Japanese academics join calls for gov't to face up to responsibility over 'comfort women'

Jun 01, 2015 19:29



TOKYO -
Japanese academics have called on the conservative government to face up to its responsibility over “comfort women”, echoing an open letter from leading foreign scholars urging an honest accounting for wartime wrongdoing.

Sixteen academic societies-including the Historical Science Society of Japan-said the country must “squarely” acknowledge responsibility for the system of sex slavery, in a move that could add fuel to Chinese and Korean claims of a growing official amnesia ahead of the 70th anniversary of the end of World War II.

“Those who were made ‘comfort women’ fell victim to unspeakable violence as sex slaves” during World War II, the joint statement from the societies, issued Monday, said.

“As recent historical studies have shown, victims were subjected not only to forced recruitment, but also to conditions of sexual slavery which violated their basic human rights,” it said.

“By continuing to take the irresponsible stance of denying the facts of wartime sexual slavery in the Japanese military, certain politicians and sections of the media are essentially conveying to the rest of the world that Japan does not respect human rights,” it said.

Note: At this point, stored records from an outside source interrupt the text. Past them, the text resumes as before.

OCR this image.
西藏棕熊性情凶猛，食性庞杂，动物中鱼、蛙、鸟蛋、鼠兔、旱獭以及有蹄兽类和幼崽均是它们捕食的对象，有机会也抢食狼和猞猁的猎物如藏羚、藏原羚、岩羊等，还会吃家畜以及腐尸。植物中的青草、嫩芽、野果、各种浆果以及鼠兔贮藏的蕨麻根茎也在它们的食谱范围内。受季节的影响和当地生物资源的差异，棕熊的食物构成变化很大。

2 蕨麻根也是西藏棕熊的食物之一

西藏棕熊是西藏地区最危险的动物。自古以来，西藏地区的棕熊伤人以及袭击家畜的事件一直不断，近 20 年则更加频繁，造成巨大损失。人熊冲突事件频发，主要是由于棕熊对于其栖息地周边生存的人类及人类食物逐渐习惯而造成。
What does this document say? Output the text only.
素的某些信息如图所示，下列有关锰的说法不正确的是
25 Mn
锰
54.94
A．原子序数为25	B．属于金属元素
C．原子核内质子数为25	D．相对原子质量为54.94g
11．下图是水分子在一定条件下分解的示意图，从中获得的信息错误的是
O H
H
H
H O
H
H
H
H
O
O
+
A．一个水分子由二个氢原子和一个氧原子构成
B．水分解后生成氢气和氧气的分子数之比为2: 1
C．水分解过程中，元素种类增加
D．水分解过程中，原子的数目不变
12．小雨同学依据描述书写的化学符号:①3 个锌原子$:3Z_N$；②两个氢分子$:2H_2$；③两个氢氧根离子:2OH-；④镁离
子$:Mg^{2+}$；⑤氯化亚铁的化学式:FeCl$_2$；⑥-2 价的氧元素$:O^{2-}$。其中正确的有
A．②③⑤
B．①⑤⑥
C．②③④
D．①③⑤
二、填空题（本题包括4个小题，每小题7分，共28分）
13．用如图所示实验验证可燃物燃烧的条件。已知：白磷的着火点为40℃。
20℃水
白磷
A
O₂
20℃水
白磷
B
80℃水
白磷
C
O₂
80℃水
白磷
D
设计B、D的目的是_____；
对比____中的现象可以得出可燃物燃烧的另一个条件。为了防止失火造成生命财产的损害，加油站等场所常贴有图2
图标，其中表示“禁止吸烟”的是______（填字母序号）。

“We renew our demand for all concerned politicians and media outlets to squarely face up to the damage that Japan inflicted in the past, as well as to the victims,” it concluded.

A separate open letter with similar warnings was issued earlier this month signed by several hundred academics, many from Europe and the U.S. and including Pulitzer Prize winners.

That letter noted the system’s “exploitation of young, poor, and vulnerable women in areas colonised or occupied by Japan”.

Mainstream historians say around 200,000 women, mostly from Korea but also from other Asian nations, were systematically raped by Japan’s imperial forces in military brothels.

Japanese conservatives, however, say no official documents prove government involvement in the system; they say the women were common prostitutes engaged in a commercial exchange.